The game text doesn't present skill usage as a binary pass/fail... not even if you stop at PHB 174.
And yet... in practice that is seemingly how they are treated in all other situations in D&D when they come up. I mean, can anyone find me an official adventure where failing a DC-based skill check isn't treated as failure, but "progress with a setback"? I've certainly never seen that, but maybe it's out there.
Among those rules is DMG 242 which gives the method for non-binary outcomes. The range of results from ability checks is broader than that even, including (this is all from non-optional game text)

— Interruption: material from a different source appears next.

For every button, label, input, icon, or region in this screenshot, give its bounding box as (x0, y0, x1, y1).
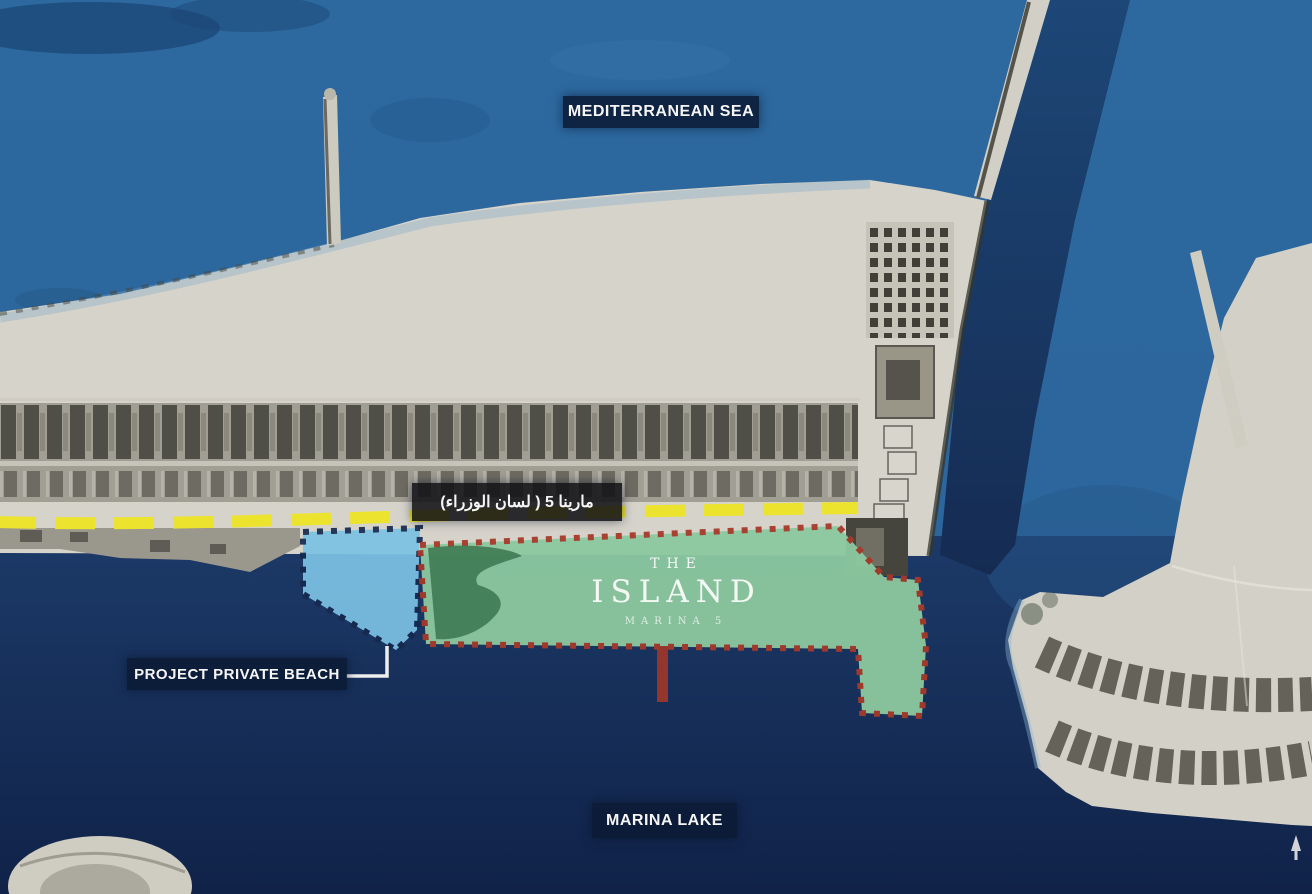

Can you give me a heading or something? I have the DMG on Beyond, rather than physical, and page references don't work, but I can't find anything like this. Not saying it isn't there, just that I can't find it.
EDIT - Do you mean the section "Resolution and consequences"?
That's an interesting one because it's somewhat at odds with the PHB, in that it doesn't even include the "progress with a setback" option (rather instead having "success at a cost", which is almost the inverse, or at least 90 degrees off), among other things.
It's also misleading, I feel, for you to lay things out so neatly and clearly, when the book completely and totally fails to do so. I had to look for a lot longer because I was expecting something clear, but in fact what you've got there is a much better and more useful clarification than that the DMG actually offers, which is vague text waffle.
I definitely hope 6E put this sort of thing in the PHB, it's genuinely non-optional as you say, and makes it a lot clearer.
Also, you say it's "non-optional text", but the text is literally phrased as if it's "at the DM's whim", so I mean, it's obviously optional just without an "optional rule" heading or sidebar.